Kosher scene sees changes in central Jersey
Two restaurants close, open catering operations in new locations

The kosher scene in central Jersey continues to evolve; now two kosher restaurants have closed their doors and moved, both with the aim of expanding their catering operations.
Capri Kosher Italian Cuisine in Manalapan shut down after five years in operation, according to owner Vitaly Abramov, so he can concentrate on his catering business, Capri Kosher Catering. The business is now based in Shalom Torah Academy in Morganville.
Bistro 70, which was the only restaurant located inside Rutgers Hillel’s Eva and Arie Halpern Hillel House on the New Brunswick campus, has relocated its catering operation, also called Bistro 70, to Congregation Sons of Israel in Manalapan, said owner Dahlia Barness. She has also owned The Orchid, a kosher meat restaurant in Metuchen, for 19 years.
Both Capri and Bistro 70 are under Star-K kosher supervision. Andrew Getraer, executive director of Rutgers Hillel, said its leaders made a “business decision” to switch its kashrut authorization service to the Orthodox Union. But obtaining the OU hechsher, or kosher certification, is taking longer than anticipated, temporarily preventing another establishment from moving into the space formerly occupied by Bistro 70, said Getraer.
In the case of Capri, its owner, Abramov, said that “keeping the restaurant was never our goal.” He told NJJN that he had extensive catering experience in New York, including owning a company, but when he relocated to New Jersey, he took a five-year lease on the Manalapan location — site of the former Levy’s Kosher Italian Restaurant — to establish a customer base and burnish his culinary reputation. He also offered catering out of Capri.
“We were doing very well,” he said, but to keep the restaurant and the catering business going “was not an easy thing to do. As my catering business expanded more and more, it was hard to keep both — when 12 o’clock in the afternoon I have a lunch crowd at the restaurant, and I’m catering a bar mitzvah at 12 noon.”

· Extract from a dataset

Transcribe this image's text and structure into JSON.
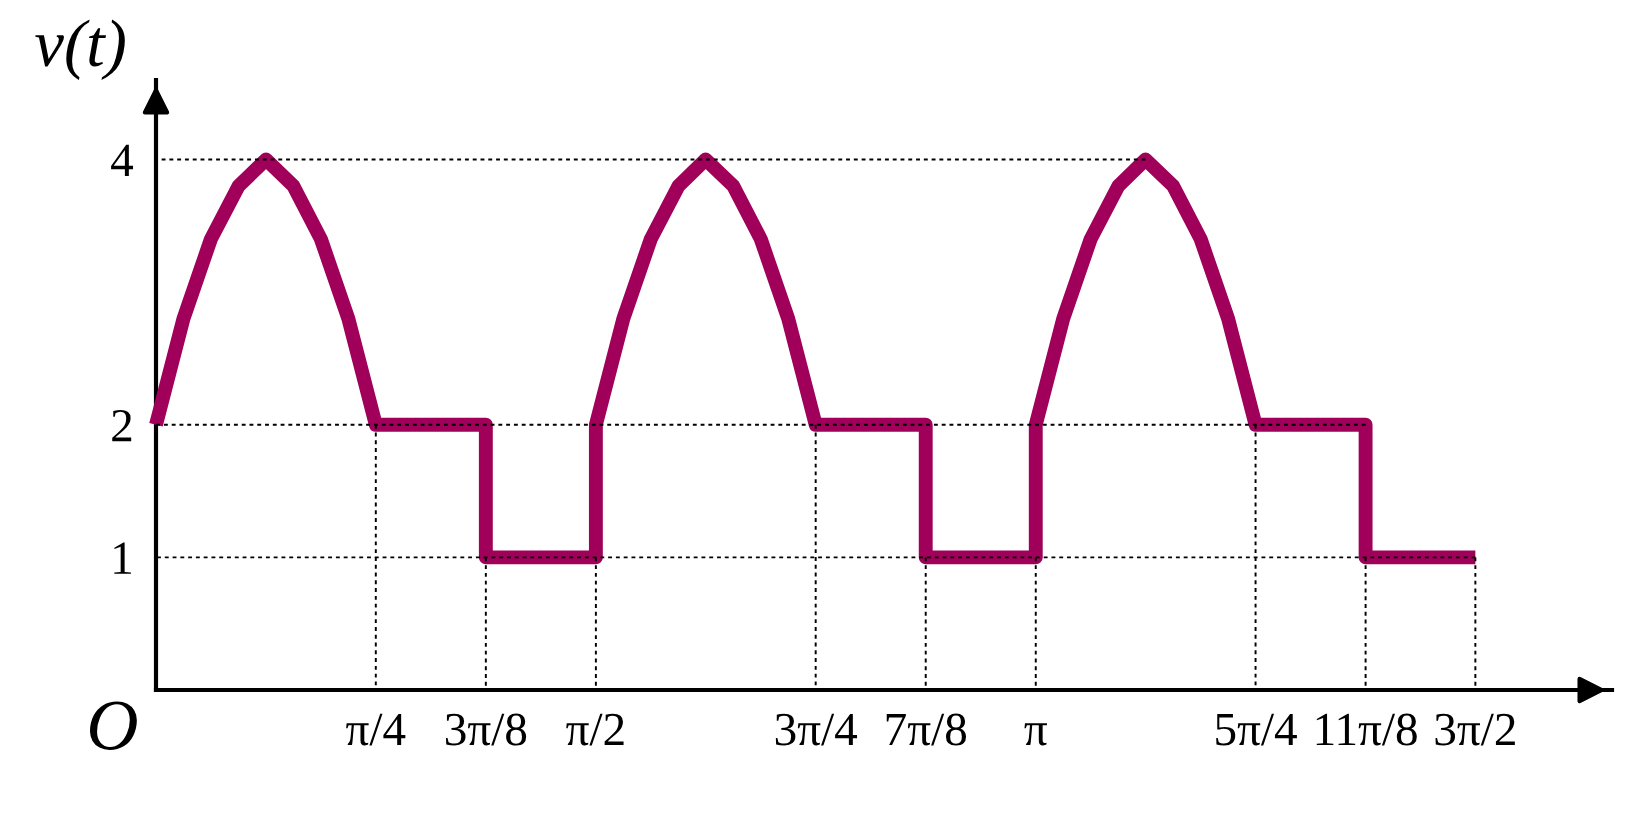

Abramov said he hoped another kosher establishment would move into the Manalapan restaurant site, but for now, it remains empty.
Capri’s closing presents a problem for Rabbi Robert Pilavin of Sons of Israel in Manalapan, who held a weekly Torah class at the site — first at Levy’s, then at Capri — for 16 years. Yet, he is excited that for the first time in its history, his Traditional synagogue has an exclusive caterer on site.
When Bistro 70 began operating in Sons of Israel this past summer, Pilavin said, “we had to make a mental adjustment that these were no longer our kitchens.” Bistro 70 exclusively occupies the synagogue’s dairy and meat kitchens; the congregation still has use of its pareve kitchen.
Since becoming operational, Pilavin said, Bistro 70 has prepared kiddushes, birthday parties, and life-cycle celebrations; the congregation has been pleased with the results.
Bistro 70 owner Barness told NJJN that their former location, at Rutgers, “didn’t suit our needs anymore. We needed a base and approached various places.” Sons of Israel was “very welcoming so we chose to have a contract with them.”
She said her catering business has been growing steadily, and she is now also the exclusive kosher caterer for the Holiday Inn and Top Golf, both in Edison. Bistro 70 has also provided kosher fare for other businesses and prepares meals for kosher meals-on-wheels for the Jewish Family Services of Middlesex County. Bistro 70 has in the past catered weddings, bar and bat mitzvah parties, baby namings, and other events.
“We have seen instances where [businesses] order for several people, but if they have enough people who ask for kosher, they just order kosher for the whole event,” said Barness.
Abramov, a native of Azerbaijan in the former Soviet Union, said that country is known for its varied cuisine, owing to its location as a crossroads between Europe and Asia.
“It is a top culinary destination for people who really love food,” he said. “I apply all these things from my experience into my food, and people seem to really like that. I mix Sephardic food with Ashkenazi food. I do a lot of combinations mixing and matching ingredients. People have found it very interesting.” He said customers respond enthusiastically to Capri’s eclectic mix of “Italian, Greek, Chinese, Mediterranean, southern Russian, and Eastern European cuisine.”
During his years in the New York catering business, Abramov was also the caterer for Hillel at Brooklyn College. In New Jersey, he caters events and provides meals for Capri’s host, Shalom Torah Academy, and for Yeshiva Gedolah of Cliffwood, Kollel Hora’ah of America in Marlboro, and Royal Montessori in Manalapan, which is not a Jewish institution.